Despite his lack of physical resemblance to Nixon and his sometimes overstressed body language, Keach, although not doing a David Frye or Aykroyd-type impression vocally, has Nixon’s speech patterns and emphases down to a remarkable degree.  In fact, his replications of material from the historical record such as the resignation speech, the remarks to the staff, and the passages from the Frost interviews, are so thoroughly faithful to the originals that one wonders if playing a tape of his performance next to the original Nixon videos would show an almost nanosecond-for-nanosecond correspondence, in the way that Jim Carrey managed to microscopically duplicate Andy Kaufman’s routines in Man On The Moon.

But Keach’s performance is not a mere re-creation.  He quite effectively realizes the emotional depths of his character.  The last moments of the play, in which he, as Nixon, speaks of the mistakes made in his presidency and how he must always live with having let down the American people to that degree, are thoroughly moving, and reminded this viewer that Keach once thrilled off-Broadway audiences as Hamlet, and will close the circle by portraying King Lear at the Kennedy Center next spring.
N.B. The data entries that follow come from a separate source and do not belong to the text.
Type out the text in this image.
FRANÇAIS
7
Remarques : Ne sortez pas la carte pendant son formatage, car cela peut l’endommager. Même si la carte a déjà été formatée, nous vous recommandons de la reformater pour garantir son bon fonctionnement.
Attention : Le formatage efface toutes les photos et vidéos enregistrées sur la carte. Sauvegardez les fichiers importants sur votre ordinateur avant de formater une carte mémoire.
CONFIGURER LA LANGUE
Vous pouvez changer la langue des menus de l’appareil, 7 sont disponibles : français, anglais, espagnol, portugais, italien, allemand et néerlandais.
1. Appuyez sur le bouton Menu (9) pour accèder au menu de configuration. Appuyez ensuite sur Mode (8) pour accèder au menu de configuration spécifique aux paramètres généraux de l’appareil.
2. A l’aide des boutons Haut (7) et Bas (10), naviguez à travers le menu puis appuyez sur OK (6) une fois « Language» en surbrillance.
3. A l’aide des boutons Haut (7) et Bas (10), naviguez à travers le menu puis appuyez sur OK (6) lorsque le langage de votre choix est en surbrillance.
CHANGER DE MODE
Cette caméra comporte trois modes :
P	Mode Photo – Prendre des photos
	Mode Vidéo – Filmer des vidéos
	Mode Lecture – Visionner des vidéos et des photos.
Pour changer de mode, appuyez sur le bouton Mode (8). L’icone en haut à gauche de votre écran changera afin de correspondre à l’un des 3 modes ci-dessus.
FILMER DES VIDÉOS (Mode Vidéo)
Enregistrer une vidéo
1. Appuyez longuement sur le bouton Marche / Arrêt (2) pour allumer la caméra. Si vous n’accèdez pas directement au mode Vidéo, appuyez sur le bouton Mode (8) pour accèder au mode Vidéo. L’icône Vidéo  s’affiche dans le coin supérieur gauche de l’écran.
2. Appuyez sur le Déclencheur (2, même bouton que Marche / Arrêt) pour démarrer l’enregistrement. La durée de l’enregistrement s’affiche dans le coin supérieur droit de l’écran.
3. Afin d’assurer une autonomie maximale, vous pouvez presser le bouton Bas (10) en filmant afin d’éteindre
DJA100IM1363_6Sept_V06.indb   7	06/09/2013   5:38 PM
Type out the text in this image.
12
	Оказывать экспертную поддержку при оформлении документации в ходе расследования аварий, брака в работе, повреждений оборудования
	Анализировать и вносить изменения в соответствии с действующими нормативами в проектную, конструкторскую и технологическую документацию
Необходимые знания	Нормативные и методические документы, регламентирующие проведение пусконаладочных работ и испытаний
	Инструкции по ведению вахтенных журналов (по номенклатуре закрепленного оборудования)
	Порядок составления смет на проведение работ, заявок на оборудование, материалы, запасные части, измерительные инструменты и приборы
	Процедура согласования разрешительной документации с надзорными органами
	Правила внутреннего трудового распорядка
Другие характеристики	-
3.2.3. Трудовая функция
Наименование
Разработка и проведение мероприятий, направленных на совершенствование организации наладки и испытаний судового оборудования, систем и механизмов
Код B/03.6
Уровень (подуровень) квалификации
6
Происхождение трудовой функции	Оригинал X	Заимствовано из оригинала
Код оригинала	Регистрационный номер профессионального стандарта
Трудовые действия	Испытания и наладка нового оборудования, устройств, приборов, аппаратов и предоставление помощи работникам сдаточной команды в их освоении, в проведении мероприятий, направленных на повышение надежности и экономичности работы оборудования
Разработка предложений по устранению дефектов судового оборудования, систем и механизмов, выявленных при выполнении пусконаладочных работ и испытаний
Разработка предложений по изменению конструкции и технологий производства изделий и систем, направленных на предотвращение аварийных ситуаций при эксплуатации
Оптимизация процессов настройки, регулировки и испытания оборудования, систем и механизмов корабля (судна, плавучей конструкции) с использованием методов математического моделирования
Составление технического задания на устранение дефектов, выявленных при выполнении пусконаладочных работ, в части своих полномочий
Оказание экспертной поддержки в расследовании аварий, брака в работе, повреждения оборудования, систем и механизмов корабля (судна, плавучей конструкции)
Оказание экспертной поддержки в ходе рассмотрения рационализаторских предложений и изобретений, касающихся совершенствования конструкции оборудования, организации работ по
Mention should also be made of the skillfully staged and timed direction by Michael Grandage (who worked in that role in the original London and Broadway productions with Frank Langella as Nixon) and the highly effective use of video by Jon Driscoll.

I haven’t seen the Ron Howard film yet, but I can assure the reader that the touring version of Frost/Nixon provides a very engaging theatrical experience, and is well worth the $30 or $50 or $75 spent to see it.